Maas’s Throne of Glass heat ceiling sits at YA-crossover-into-adult-mainstream — the architectural-Empire-scale is doing the structural work, the assassin-identity + political-faction setup is the engine, and the on-page heat is calibrated to the YA-crossover register the early volumes were structurally designed for (though the later volumes shift toward adult-mainstream). Readers who want the same assassin + Empire-scale + morally-grey-protagonist setup with the heat ceiling lifted past the trad-pub YA-crossover level should look indie KU. The Hollow Hunt by Lucian Gray (MF assassin-sent-to-kill-her, inferno), The Demon’s Tithe by Rowan Black (MF 267K-word dark fantasy monster-hunter, inferno), and The King of Tides & Ruin by Draven Moore (MF cursed-king + healer captive, scorching) all run the architectural-assassin + Empire-scale setup at on-page registers the trad-pub Maas shelf restrains.
Should I read Throne of Glass or ACOTAR first?
The two Maas series are structurally separate and share only the wider Maas voice + architectural-patience commitments — no shared universe until Crescent City House of Flame and Shadow starts weaving crossovers. New Maas readers can start with either depending on lane preference: ACOTAR for adult-mainstream fae-court + mate-bond architecture at the shorter series commitment (5 books), Throne of Glass for YA-crossover-into-adult assassin + Empire-scale saga at the longer commitment (8 books). Readers who came to Maas through her upper-mainstream BookTok adult catalog often start with ACOTAR; readers who came through YA fantasy often start with Throne of Glass. Both reward the catalog commitment.
Where do Throne of Glass readers go next?

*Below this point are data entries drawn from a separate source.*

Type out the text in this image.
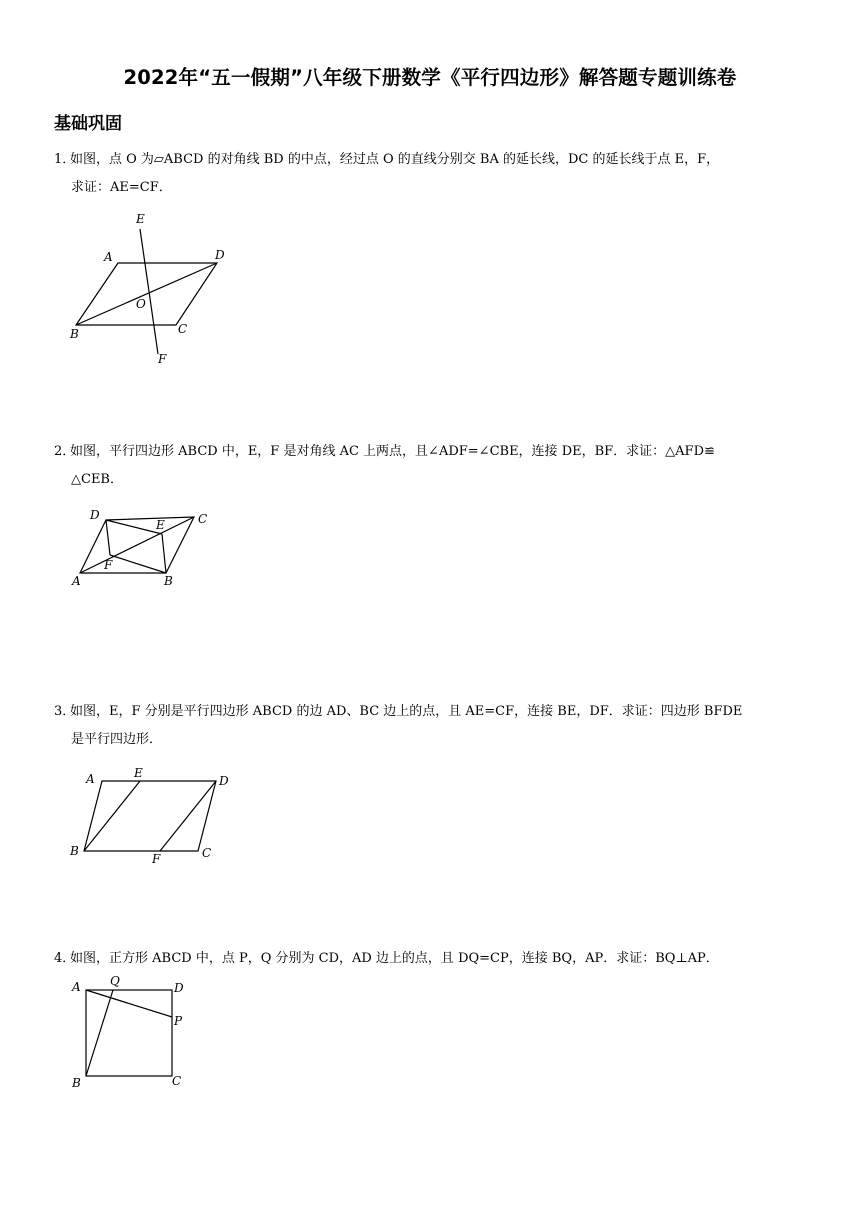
2022年“五一假期”八年级下册数学《平行四边形》解答题专题训练卷
基础巩固
1．如图，点 O 为▱ABCD 的对角线 BD 的中点，经过点 O 的直线分别交 BA 的延长线，DC 的延长线于点 E，F，
求证：AE=CF．
E
A	D
O
B	C
F
2．如图，平行四边形 ABCD 中，E，F 是对角线 AC 上两点，且∠ADF=∠CBE，连接 DE，BF．求证：△AFD≌
△CEB．
D
E	C
F
A	B
3．如图，E，F 分别是平行四边形 ABCD 的边 AD、BC 边上的点，且 AE=CF，连接 BE，DF．求证：四边形 BFDE
是平行四边形．
A	E
D
B
F	C
4．如图，正方形 ABCD 中，点 P，Q 分别为 CD，AD 边上的点，且 DQ=CP，连接 BQ，AP．求证：BQ⊥AP．
A Q	D
P
B	C
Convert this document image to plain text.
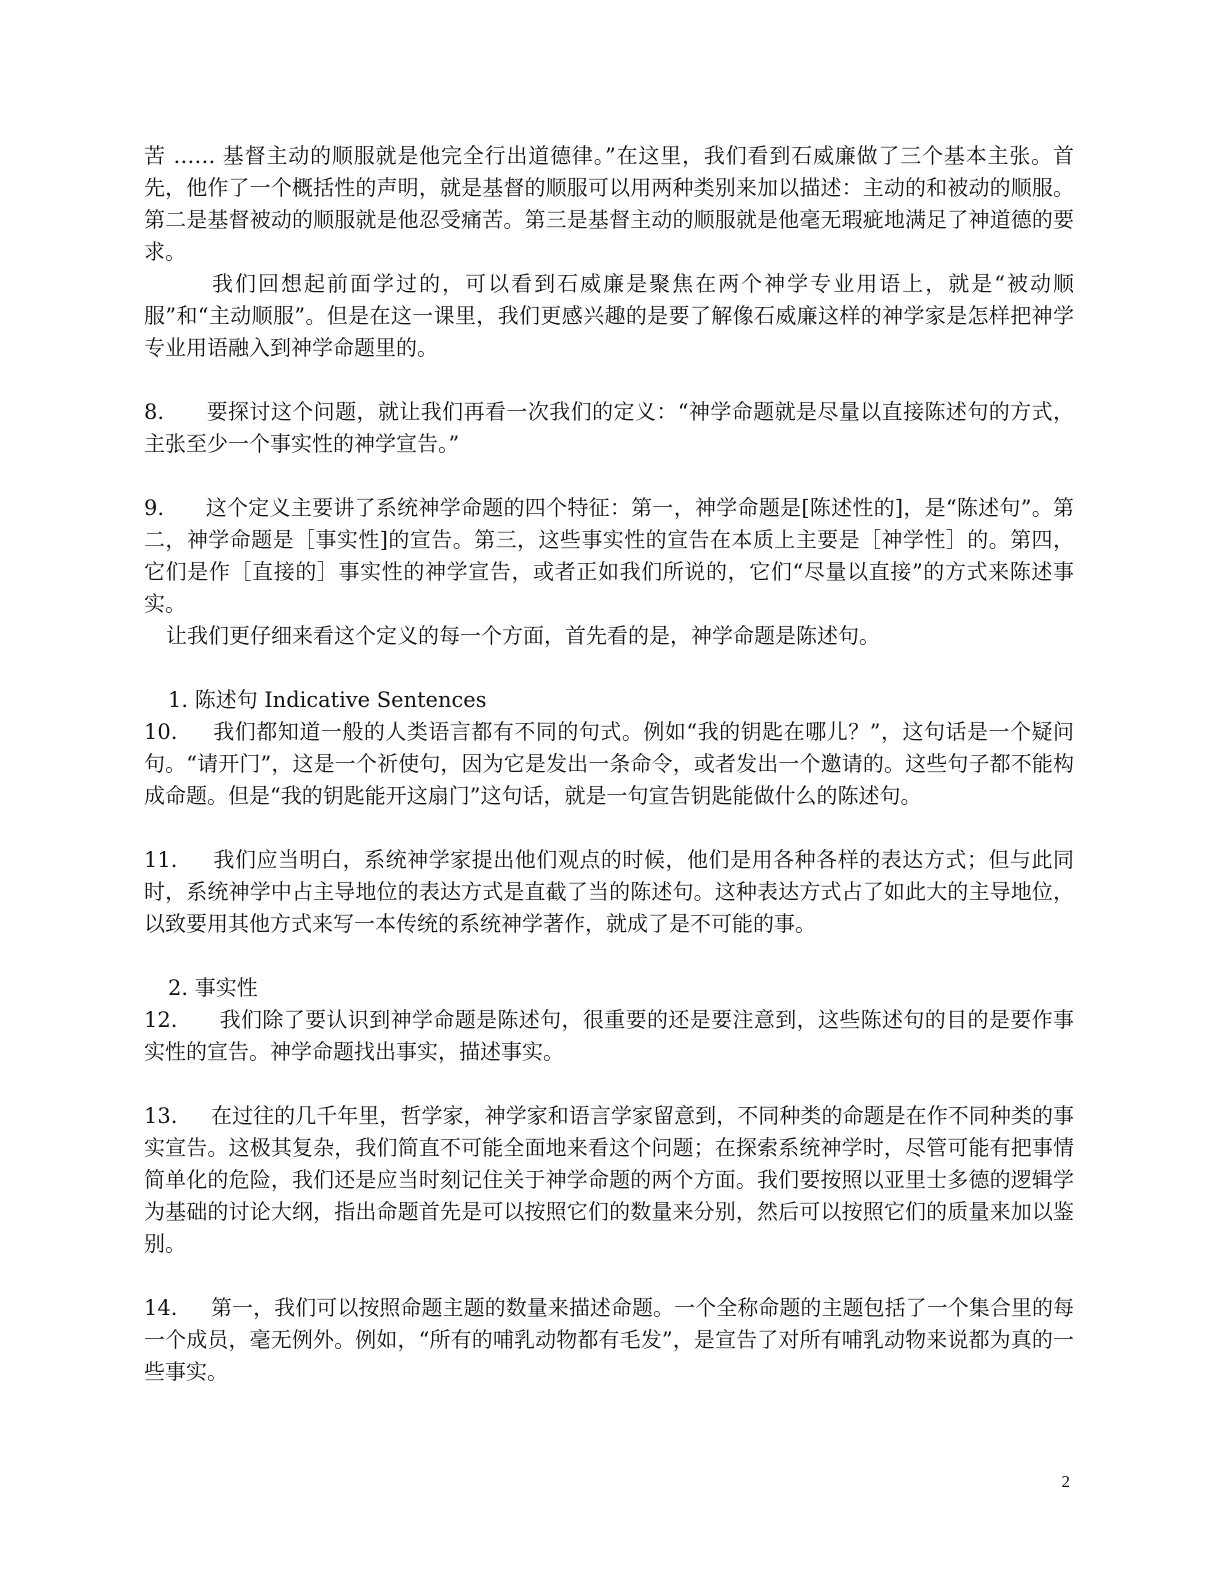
苦 …… 基督主动的顺服就是他完全行出道德律。”在这里，我们看到石威廉做了三个基本主张。首先，他作了一个概括性的声明，就是基督的顺服可以用两种类别来加以描述：主动的和被动的顺服。第二是基督被动的顺服就是他忍受痛苦。第三是基督主动的顺服就是他毫无瑕疵地满足了神道德的要求。

我们回想起前面学过的，可以看到石威廉是聚焦在两个神学专业用语上，就是“被动顺服”和“主动顺服”。但是在这一课里，我们更感兴趣的是要了解像石威廉这样的神学家是怎样把神学专业用语融入到神学命题里的。

8.      要探讨这个问题，就让我们再看一次我们的定义：“神学命题就是尽量以直接陈述句的方式，主张至少一个事实性的神学宣告。”

9.      这个定义主要讲了系统神学命题的四个特征：第一，神学命题是[陈述性的]，是“陈述句”。第二，神学命题是［事实性]的宣告。第三，这些事实性的宣告在本质上主要是［神学性］的。第四，它们是作［直接的］事实性的神学宣告，或者正如我们所说的，它们“尽量以直接”的方式来陈述事实。

让我们更仔细来看这个定义的每一个方面，首先看的是，神学命题是陈述句。

1. 陈述句 Indicative Sentences

10.     我们都知道一般的人类语言都有不同的句式。例如“我的钥匙在哪儿？”，这句话是一个疑问句。“请开门”，这是一个祈使句，因为它是发出一条命令，或者发出一个邀请的。这些句子都不能构成命题。但是“我的钥匙能开这扇门”这句话，就是一句宣告钥匙能做什么的陈述句。

11.     我们应当明白，系统神学家提出他们观点的时候，他们是用各种各样的表达方式；但与此同时，系统神学中占主导地位的表达方式是直截了当的陈述句。这种表达方式占了如此大的主导地位，以致要用其他方式来写一本传统的系统神学著作，就成了是不可能的事。

2. 事实性

12.      我们除了要认识到神学命题是陈述句，很重要的还是要注意到，这些陈述句的目的是要作事实性的宣告。神学命题找出事实，描述事实。

13.     在过往的几千年里，哲学家，神学家和语言学家留意到，不同种类的命题是在作不同种类的事实宣告。这极其复杂，我们简直不可能全面地来看这个问题；在探索系统神学时，尽管可能有把事情简单化的危险，我们还是应当时刻记住关于神学命题的两个方面。我们要按照以亚里士多德的逻辑学为基础的讨论大纲，指出命题首先是可以按照它们的数量来分别，然后可以按照它们的质量来加以鉴别。

14.     第一，我们可以按照命题主题的数量来描述命题。一个全称命题的主题包括了一个集合里的每一个成员，毫无例外。例如，“所有的哺乳动物都有毛发”，是宣告了对所有哺乳动物来说都为真的一些事实。

2
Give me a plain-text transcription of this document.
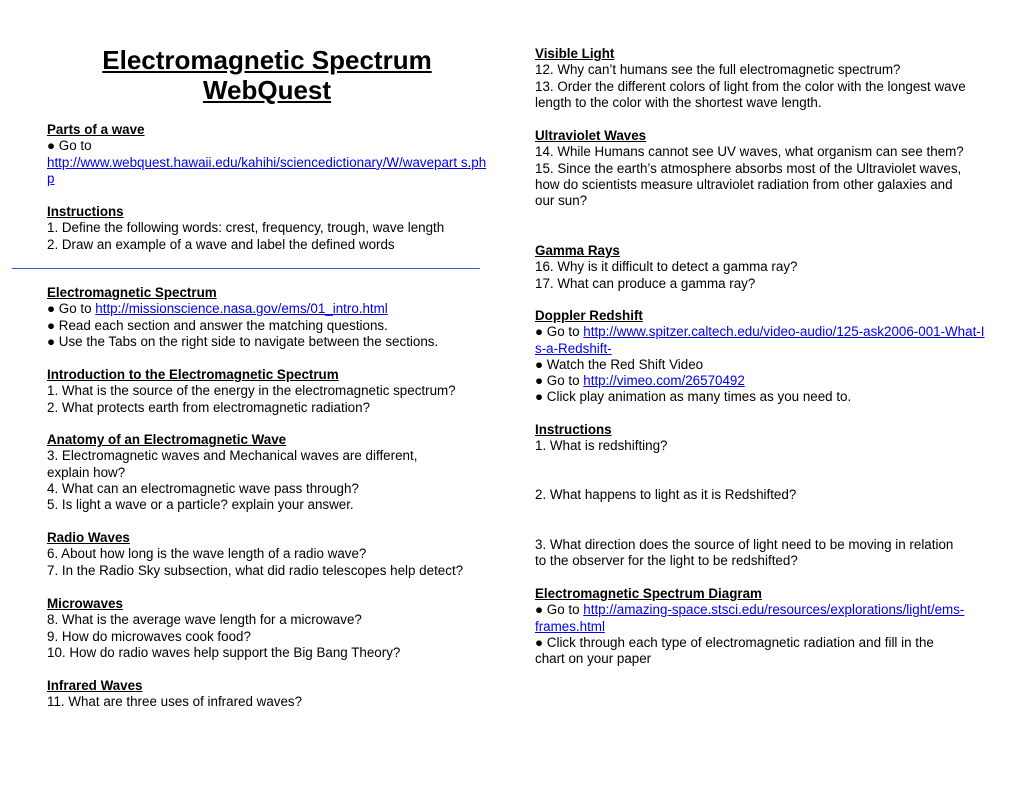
Electromagnetic Spectrum WebQuest

Parts of a wave

● Go to

http://www.webquest.hawaii.edu/kahihi/sciencedictionary/W/wavepart s.php

Instructions

1. Define the following words: crest, frequency, trough, wave length

2. Draw an example of a wave and label the defined words

Electromagnetic Spectrum

● Go to http://missionscience.nasa.gov/ems/01_intro.html

● Read each section and answer the matching questions.

● Use the Tabs on the right side to navigate between the sections.

Introduction to the Electromagnetic Spectrum

1. What is the source of the energy in the electromagnetic spectrum?

2. What protects earth from electromagnetic radiation?

Anatomy of an Electromagnetic Wave

3. Electromagnetic waves and Mechanical waves are different, explain how?

4. What can an electromagnetic wave pass through?

5. Is light a wave or a particle? explain your answer.

Radio Waves

6. About how long is the wave length of a radio wave?

7. In the Radio Sky subsection, what did radio telescopes help detect?

Microwaves

8. What is the average wave length for a microwave?

9. How do microwaves cook food?

10. How do radio waves help support the Big Bang Theory?

Infrared Waves

11. What are three uses of infrared waves?

Visible Light

12. Why can’t humans see the full electromagnetic spectrum?

13. Order the different colors of light from the color with the longest wave length to the color with the shortest wave length.

Ultraviolet Waves

14. While Humans cannot see UV waves, what organism can see them?

15. Since the earth’s atmosphere absorbs most of the Ultraviolet waves, how do scientists measure ultraviolet radiation from other galaxies and our sun?

Gamma Rays

16. Why is it difficult to detect a gamma ray?

17. What can produce a gamma ray?

Doppler Redshift

● Go to http://www.spitzer.caltech.edu/video-audio/125-ask2006-001-What-Is-a-Redshift-

● Watch the Red Shift Video

● Go to http://vimeo.com/26570492

● Click play animation as many times as you need to.

Instructions

1. What is redshifting?

2. What happens to light as it is Redshifted?

3. What direction does the source of light need to be moving in relation to the observer for the light to be redshifted?

Electromagnetic Spectrum Diagram

● Go to http://amazing-space.stsci.edu/resources/explorations/light/ems-frames.html

● Click through each type of electromagnetic radiation and fill in the chart on your paper
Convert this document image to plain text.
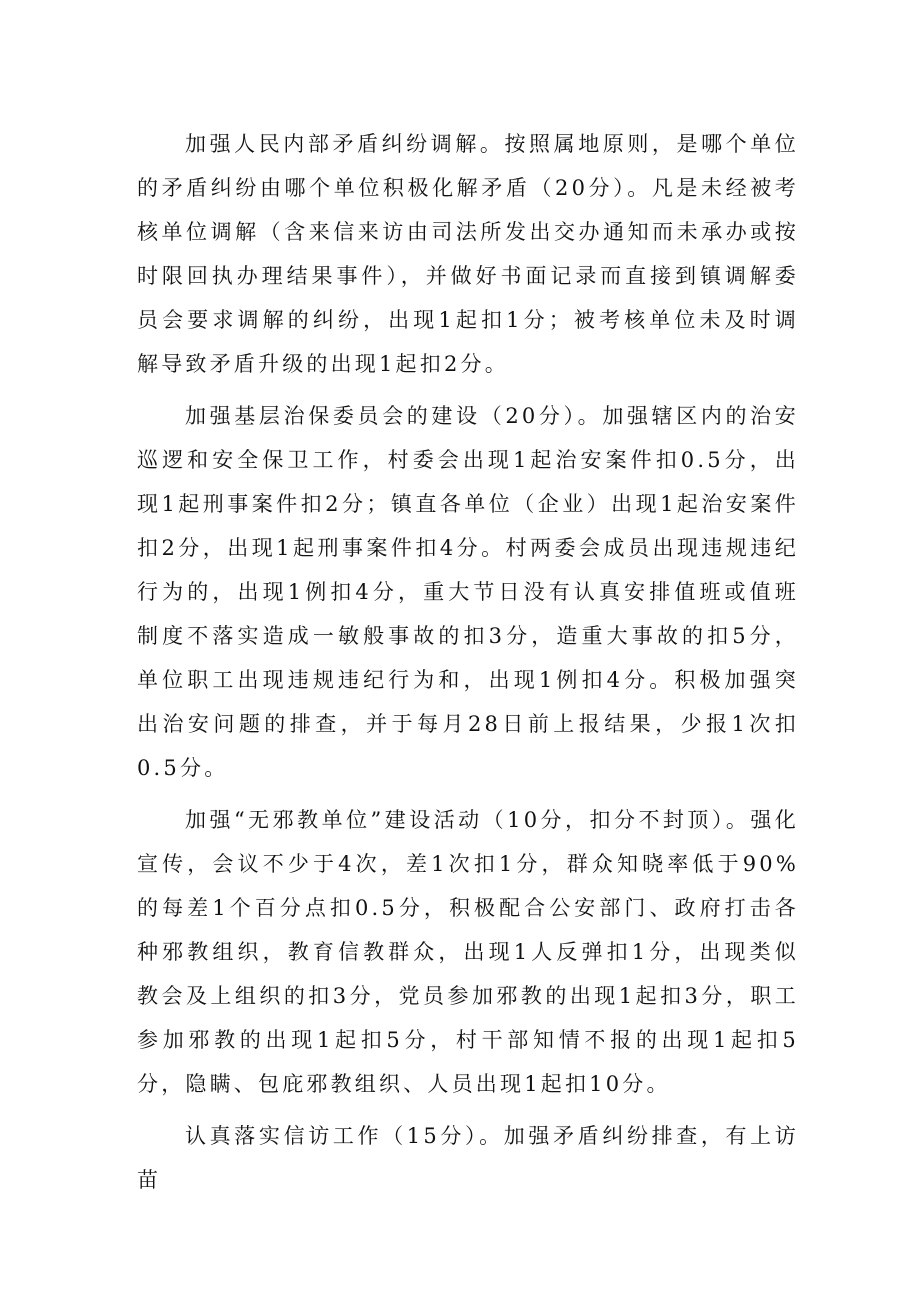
加强人民内部矛盾纠纷调解。按照属地原则，是哪个单位的矛盾纠纷由哪个单位积极化解矛盾（20分）。凡是未经被考核单位调解（含来信来访由司法所发出交办通知而未承办或按时限回执办理结果事件），并做好书面记录而直接到镇调解委员会要求调解的纠纷，出现1起扣1分；被考核单位未及时调解导致矛盾升级的出现1起扣2分。

加强基层治保委员会的建设（20分）。加强辖区内的治安巡逻和安全保卫工作，村委会出现1起治安案件扣0.5分，出现1起刑事案件扣2分；镇直各单位（企业）出现1起治安案件扣2分，出现1起刑事案件扣4分。村两委会成员出现违规违纪行为的，出现1例扣4分，重大节日没有认真安排值班或值班制度不落实造成一敏般事故的扣3分，造重大事故的扣5分，单位职工出现违规违纪行为和，出现1例扣4分。积极加强突出治安问题的排查，并于每月28日前上报结果，少报1次扣0.5分。

加强“无邪教单位”建设活动（10分，扣分不封顶）。强化宣传，会议不少于4次，差1次扣1分，群众知晓率低于90%的每差1个百分点扣0.5分，积极配合公安部门、政府打击各种邪教组织，教育信教群众，出现1人反弹扣1分，出现类似教会及上组织的扣3分，党员参加邪教的出现1起扣3分，职工参加邪教的出现1起扣5分，村干部知情不报的出现1起扣5分，隐瞒、包庇邪教组织、人员出现1起扣10分。

认真落实信访工作（15分）。加强矛盾纠纷排查，有上访苗
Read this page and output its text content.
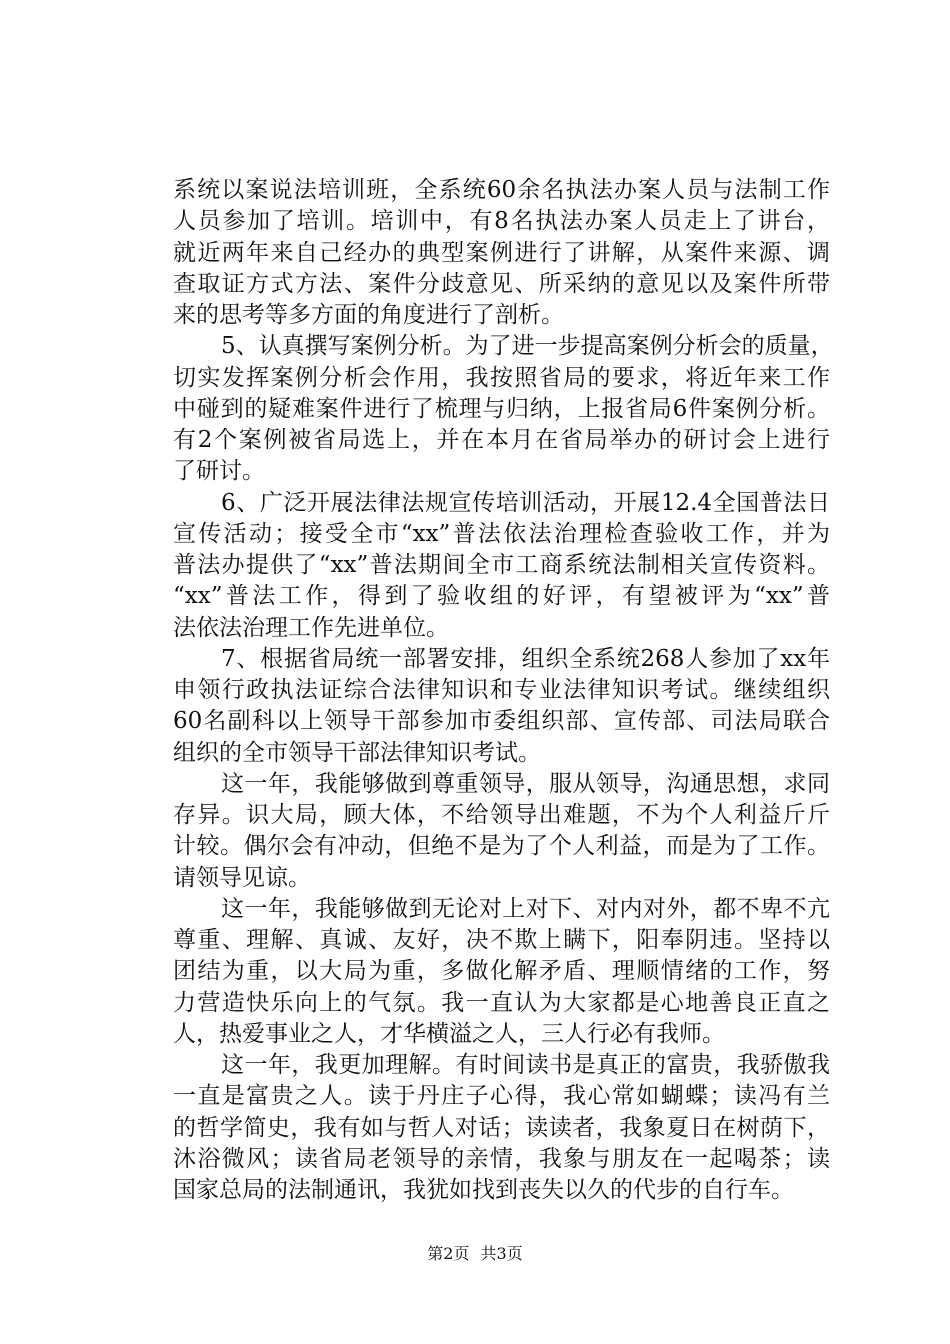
系统以案说法培训班，全系统60余名执法办案人员与法制工作
人员参加了培训。培训中，有8名执法办案人员走上了讲台，
就近两年来自己经办的典型案例进行了讲解，从案件来源、调
查取证方式方法、案件分歧意见、所采纳的意见以及案件所带
来的思考等多方面的角度进行了剖析。
5、认真撰写案例分析。为了进一步提高案例分析会的质量，
切实发挥案例分析会作用，我按照省局的要求，将近年来工作
中碰到的疑难案件进行了梳理与归纳，上报省局6件案例分析。
有2个案例被省局选上，并在本月在省局举办的研讨会上进行
了研讨。
6、广泛开展法律法规宣传培训活动，开展12.4全国普法日
宣传活动；接受全市“xx”普法依法治理检查验收工作，并为
普法办提供了“xx”普法期间全市工商系统法制相关宣传资料。
“xx”普法工作，得到了验收组的好评，有望被评为“xx”普
法依法治理工作先进单位。
7、根据省局统一部署安排，组织全系统268人参加了xx年
申领行政执法证综合法律知识和专业法律知识考试。继续组织
60名副科以上领导干部参加市委组织部、宣传部、司法局联合
组织的全市领导干部法律知识考试。
这一年，我能够做到尊重领导，服从领导，沟通思想，求同
存异。识大局，顾大体，不给领导出难题，不为个人利益斤斤
计较。偶尔会有冲动，但绝不是为了个人利益，而是为了工作。
请领导见谅。
这一年，我能够做到无论对上对下、对内对外，都不卑不亢
尊重、理解、真诚、友好，决不欺上瞒下，阳奉阴违。坚持以
团结为重，以大局为重，多做化解矛盾、理顺情绪的工作，努
力营造快乐向上的气氛。我一直认为大家都是心地善良正直之
人，热爱事业之人，才华横溢之人，三人行必有我师。
这一年，我更加理解。有时间读书是真正的富贵，我骄傲我
一直是富贵之人。读于丹庄子心得，我心常如蝴蝶；读冯有兰
的哲学简史，我有如与哲人对话；读读者，我象夏日在树荫下，
沐浴微风；读省局老领导的亲情，我象与朋友在一起喝茶；读
国家总局的法制通讯，我犹如找到丧失以久的代步的自行车。
第2页 共3页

For trad-pub: working through Maas’s catalog (the rest of the Throne of Glass saga, then ACOTAR and Crescent City) covers her entire Adarlan / Prythian / Midgard multiverse. Beyond Maas: Kerri Maniscalco’s Kingdom of the Wicked trilogy, Sarah A. Parker’s Moonfall series (When the Moon Hatched), Rebecca Yarros’s Empyrean series (Fourth Wing), and Jennifer L. Armentrout’s Blood and Ash series cover the adult-mainstream romantasy adjacencies. For indie KU at the inferno register: Lucian Gray‘s paranormal + assassin catalog (The Hollow Hunt, The Carnal Loop), Rowan Black‘s dark fantasy catalog (The Demon’s Tithe, The Heir Apparent), and Draven Moore‘s dark pirate romantasy (The King of Tides & Ruin) are the closest indie comps.